The plot is ridiculously simple. A young Hispanic man is on trial for murdering his father, and in what appears to the majority of the jury, an open and shut case of guilty.
One man, Henry Fonda, as juror number 8, stands alone as the dissenting voice against the prejudice and preconceived ideas of the other 11. Though bit by bit, the evidence is broken down and what initially appeared so certain becomes a reasonable doubt in enough of the jurors minds as to expose the bigoted notions of a couple of them.

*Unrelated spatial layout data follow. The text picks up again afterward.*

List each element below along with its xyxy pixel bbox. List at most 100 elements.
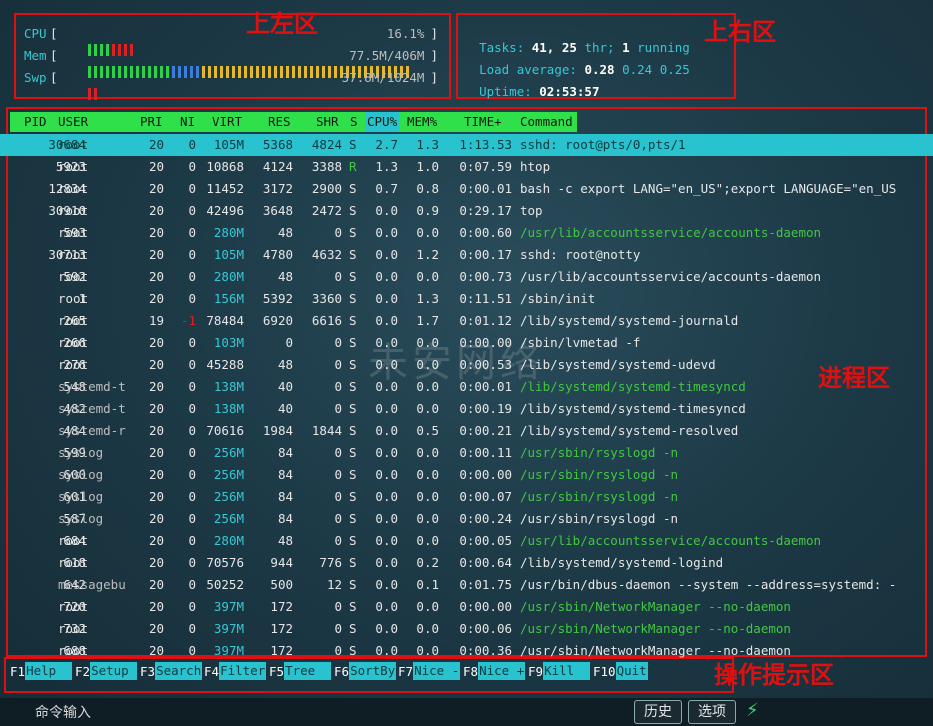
load-5: 0.24 — [622, 62, 653, 77]
process-cell-mem: 1.7 — [416, 313, 439, 328]
process-row[interactable]: 587 syslog 20 0 256M 84 0 S 0.0 0.0 0:00.24/usr/sb… — [0, 508, 933, 530]
process-row[interactable]: 618 root 20 0 70576 944 776 S 0.0 0.2 0:00.64/lib/… — [0, 552, 933, 574]
process-cell-res: 944 — [270, 555, 293, 570]
process-cell-cmd: bash -c export LANG="en_US";export LANGU… — [520, 181, 897, 196]
process-cell-s: S — [349, 467, 357, 482]
process-cell-res: 0 — [285, 335, 293, 350]
col-user[interactable]: USER — [58, 114, 88, 129]
fkey-f3[interactable]: F3 Search — [140, 661, 203, 681]
process-row[interactable]: 592 root 20 0 280M 48 0 S 0.0 0.0 0:00.73/usr/lib/… — [0, 266, 933, 288]
lightning-icon[interactable]: ⚡ — [746, 700, 759, 721]
col-time[interactable]: TIME+ — [464, 114, 502, 129]
process-row[interactable]: 30910 root 20 0 42496 3648 2472 S 0.0 0.9 0:29.17 t… — [0, 200, 933, 222]
process-cell-s: S — [349, 291, 357, 306]
process-row[interactable]: 642 messagebu 20 0 50252 500 12 S 0.0 0.1 0:01.75/… — [0, 574, 933, 596]
process-cell-s: S — [349, 599, 357, 614]
process-cell-pri: 20 — [148, 181, 164, 196]
process-row[interactable]: 1 root 20 0 156M 5392 3360 S 0.0 1.3 0:11.51/sbin/… — [0, 288, 933, 310]
process-cell-cpu: 0.0 — [375, 247, 398, 262]
process-cell-user: root — [58, 335, 89, 350]
col-command[interactable]: Command — [520, 114, 573, 129]
process-cell-ni: 0 — [188, 203, 196, 218]
history-button[interactable]: 历史 — [634, 700, 682, 724]
process-cell-res: 3648 — [262, 203, 293, 218]
process-cell-pri: 20 — [148, 467, 164, 482]
process-cell-cpu: 0.0 — [375, 225, 398, 240]
process-cell-time: 0:00.00 — [459, 599, 512, 614]
process-cell-user: root — [58, 599, 89, 614]
col-res[interactable]: RES — [268, 114, 291, 129]
process-row[interactable]: 599 syslog 20 0 256M 84 0 S 0.0 0.0 0:00.11/usr/sb… — [0, 442, 933, 464]
process-cell-ni: 0 — [188, 533, 196, 548]
fkey-f8[interactable]: F8 Nice + — [463, 661, 526, 681]
col-virt[interactable]: VIRT — [212, 114, 242, 129]
fkey-key: F3 — [140, 663, 156, 679]
col-pid[interactable]: PID — [24, 114, 47, 129]
process-cell-res: 48 — [277, 225, 293, 240]
process-row[interactable]: 276 root 20 0 45288 48 0 S 0.0 0.0 0:00.53/lib/sys… — [0, 354, 933, 376]
process-row[interactable]: 484 systemd-r 20 0 70616 1984 1844 S 0.0 0.5 0:00.… — [0, 420, 933, 442]
fkey-f6[interactable]: F6 SortBy — [334, 661, 397, 681]
process-row[interactable]: 688 root 20 0 397M 172 0 S 0.0 0.0 0:00.36/usr/sbi… — [0, 640, 933, 662]
process-cell-pri: 20 — [148, 247, 164, 262]
fkey-f5[interactable]: F5 Tree — [269, 661, 332, 681]
col-ni[interactable]: NI — [180, 114, 195, 129]
fkey-f7[interactable]: F7 Nice - — [398, 661, 461, 681]
process-cell-cpu: 0.0 — [375, 313, 398, 328]
process-cell-pri: 20 — [148, 401, 164, 416]
process-cell-ni: 0 — [188, 577, 196, 592]
process-cell-mem: 0.0 — [416, 269, 439, 284]
process-cell-user: root — [58, 643, 89, 658]
process-row[interactable]: 600 syslog 20 0 256M 84 0 S 0.0 0.0 0:00.00/usr/sb… — [0, 464, 933, 486]
process-row[interactable]: 265 root 19 -1 78484 6920 6616 S 0.0 1.7 0:01.12/l… — [0, 310, 933, 332]
process-row[interactable]: 548 systemd-t 20 0 138M 40 0 S 0.0 0.0 0:00.01/lib… — [0, 376, 933, 398]
command-input-label[interactable]: 命令输入 — [35, 702, 91, 722]
process-cell-virt: 42496 — [206, 203, 244, 218]
process-row[interactable]: 30713 root 20 0 105M 4780 4632 S 0.0 1.2 0:00.17 ss… — [0, 244, 933, 266]
process-row[interactable]: 684 root 20 0 280M 48 0 S 0.0 0.0 0:00.05/usr/lib/… — [0, 530, 933, 552]
process-cell-s: S — [349, 335, 357, 350]
process-row[interactable]: 601 syslog 20 0 256M 84 0 S 0.0 0.0 0:00.07/usr/sb… — [0, 486, 933, 508]
process-cell-mem: 0.0 — [416, 643, 439, 658]
col-cpu[interactable]: CPU% — [365, 112, 400, 132]
options-button[interactable]: 选项 — [688, 700, 736, 724]
fkey-f2[interactable]: F2 Setup — [75, 661, 138, 681]
process-cell-time: 1:13.53 — [459, 137, 512, 152]
process-cell-time: 0:00.19 — [459, 401, 512, 416]
process-cell-cmd: /usr/lib/accountsservice/accounts-daemon — [520, 533, 822, 548]
process-row[interactable]: 482 systemd-t 20 0 138M 40 0 S 0.0 0.0 0:00.19/lib… — [0, 398, 933, 420]
fkey-f4[interactable]: F4 Filter — [204, 661, 267, 681]
process-row[interactable]: 732 root 20 0 397M 172 0 S 0.0 0.0 0:00.06/usr/sbi… — [0, 618, 933, 640]
mem-meter-value: 77.5M/406M — [349, 48, 425, 63]
process-row[interactable]: 5923 root 20 0 10868 4124 3388 R 1.3 1.0 0:07.59 ht… — [0, 156, 933, 178]
process-cell-shr: 0 — [334, 335, 342, 350]
process-cell-cmd: /lib/systemd/systemd-udevd — [520, 357, 716, 372]
process-row[interactable]: 30684 root 20 0 105M 5368 4824 S 2.7 1.3 1:13.53 ss… — [0, 134, 933, 156]
process-row[interactable]: 266 root 20 0 103M 0 0 S 0.0 0.0 0:00.00/sbin/lvme… — [0, 332, 933, 354]
process-cell-time: 0:00.60 — [459, 225, 512, 240]
process-cell-s: S — [349, 643, 357, 658]
process-cell-pri: 20 — [148, 291, 164, 306]
process-cell-s: S — [349, 621, 357, 636]
col-pri[interactable]: PRI — [140, 114, 163, 129]
process-cell-shr: 0 — [334, 643, 342, 658]
fkey-f1[interactable]: F1 Help — [10, 661, 73, 681]
process-row[interactable]: 12834 root 20 0 11452 3172 2900 S 0.7 0.8 0:00.01 b… — [0, 178, 933, 200]
process-cell-user: root — [58, 203, 89, 218]
process-table-header[interactable]: PID USER PRI NI VIRT RES SHR S CPU% MEM%… — [10, 112, 577, 132]
col-shr[interactable]: SHR — [316, 114, 339, 129]
process-row[interactable]: 720 root 20 0 397M 172 0 S 0.0 0.0 0:00.00/usr/sbi… — [0, 596, 933, 618]
col-mem[interactable]: MEM% — [407, 114, 437, 129]
process-cell-user: root — [58, 247, 89, 262]
col-s[interactable]: S — [350, 114, 358, 129]
fkey-f10[interactable]: F10 Quit — [593, 661, 648, 681]
fkey-f9[interactable]: F9 Kill — [528, 661, 591, 681]
process-row[interactable]: 593 root 20 0 280M 48 0 S 0.0 0.0 0:00.60/usr/lib/… — [0, 222, 933, 244]
process-cell-user: root — [58, 313, 89, 328]
process-cell-cmd: /lib/systemd/systemd-resolved — [520, 423, 739, 438]
swp-meter-value: 37.8M/1024M — [341, 70, 425, 85]
process-cell-ni: 0 — [188, 291, 196, 306]
process-cell-cmd: sshd: root@pts/0,pts/1 — [520, 137, 686, 152]
process-cell-pri: 20 — [148, 379, 164, 394]
process-cell-virt: 78484 — [206, 313, 244, 328]
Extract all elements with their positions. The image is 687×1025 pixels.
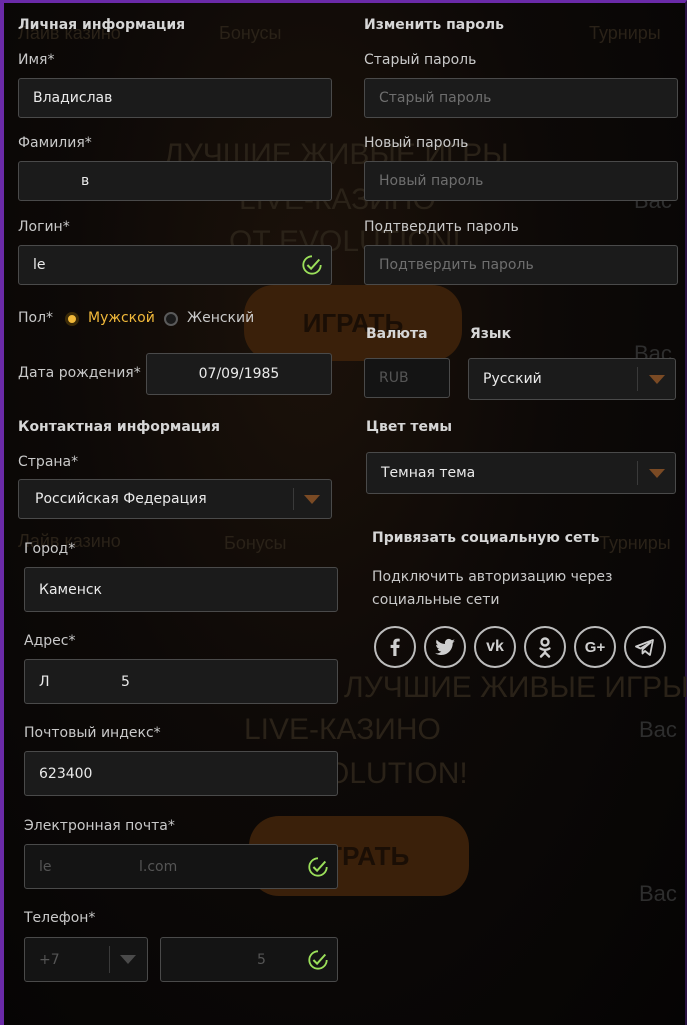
social-heading: Привязать социальную сеть (372, 530, 600, 546)
postal-label: Почтовый индекс* (24, 725, 161, 741)
first-name-field[interactable]: Владислав (18, 78, 332, 118)
bg-nav-item: Турниры (589, 23, 661, 43)
gender-female-label[interactable]: Женский (187, 310, 254, 326)
currency-label: Валюта (366, 326, 428, 342)
gender-label: Пол* (18, 310, 54, 326)
bg-nav-item: Турниры (599, 533, 671, 553)
gender-male-label[interactable]: Мужской (88, 310, 155, 326)
city-value: Каменск (39, 581, 102, 598)
language-select[interactable]: Русский (468, 358, 676, 400)
social-description: Подключить авторизацию через социальные … (372, 569, 613, 608)
currency-value: RUB (379, 370, 409, 386)
bg-side-text: Bac (639, 881, 677, 906)
postal-field[interactable]: 623400 (24, 751, 338, 796)
bg-side-text: Bac (639, 717, 677, 742)
gender-male-radio[interactable] (65, 312, 79, 326)
old-password-label: Старый пароль (364, 52, 477, 68)
bg-banner-line: LIVE-КАЗИНО (244, 713, 441, 746)
new-password-label: Новый пароль (364, 135, 469, 151)
address-value-start: Л (39, 673, 50, 690)
chevron-down-icon (649, 469, 665, 478)
city-label: Город* (24, 541, 76, 557)
valid-check-icon (308, 856, 328, 877)
gender-female-radio[interactable] (164, 312, 178, 326)
last-name-value: в (81, 173, 90, 189)
twitter-icon[interactable] (424, 626, 466, 668)
login-label: Логин* (18, 219, 70, 235)
new-password-placeholder: Новый пароль (379, 173, 484, 189)
chevron-down-icon (120, 955, 136, 964)
email-label: Электронная почта* (24, 818, 175, 834)
first-name-label: Имя* (18, 52, 55, 68)
bg-play-button: ИГРАТЬ (244, 285, 462, 361)
postal-value: 623400 (39, 765, 93, 782)
confirm-password-label: Подтвердить пароль (364, 219, 519, 235)
facebook-icon[interactable] (374, 626, 416, 668)
odnoklassniki-icon[interactable] (524, 626, 566, 668)
valid-check-icon (302, 255, 322, 275)
new-password-field[interactable]: Новый пароль (364, 161, 678, 201)
login-field[interactable]: le (18, 245, 332, 285)
contact-info-heading: Контактная информация (18, 419, 220, 435)
theme-select[interactable]: Темная тема (366, 452, 676, 494)
login-value: le (33, 257, 46, 273)
bg-nav-item: Бонусы (224, 533, 287, 553)
page-frame: Лайв казино Бонусы Турниры ЛУЧШИЕ ЖИВЫЕ … (0, 0, 687, 1025)
email-value-end: l.com (139, 858, 178, 875)
last-name-label: Фамилия* (18, 135, 92, 151)
confirm-password-field[interactable]: Подтвердить пароль (364, 245, 678, 285)
address-field[interactable]: Л 5 (24, 659, 338, 704)
address-label: Адрес* (24, 633, 76, 649)
last-name-field[interactable]: в (18, 161, 332, 201)
bg-banner-line: ЛУЧШИЕ ЖИВЫЕ ИГРЫ (344, 671, 687, 704)
telegram-icon[interactable] (624, 626, 666, 668)
chevron-down-icon (304, 495, 320, 504)
phone-value-end: 5 (257, 951, 266, 968)
phone-code-value: +7 (39, 951, 60, 968)
bg-nav-item: Бонусы (219, 23, 282, 43)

The essence of this film is in it's refreshing simplicity in terms of staging, dialogue and delivery. The actors are all on top of their game, working with first class material. Other films rely on epic sets and or clever camera techniques to hold the audiences attention. (I discount Citizen Kane from that as it was a true landmark achievement) This film, above all others, proves that that is not necessary. Twelve Angry Men rewards the viewer even after the 30th watch (certainly in my case! I could play the parts myself, although not quite as good!). Simply the best!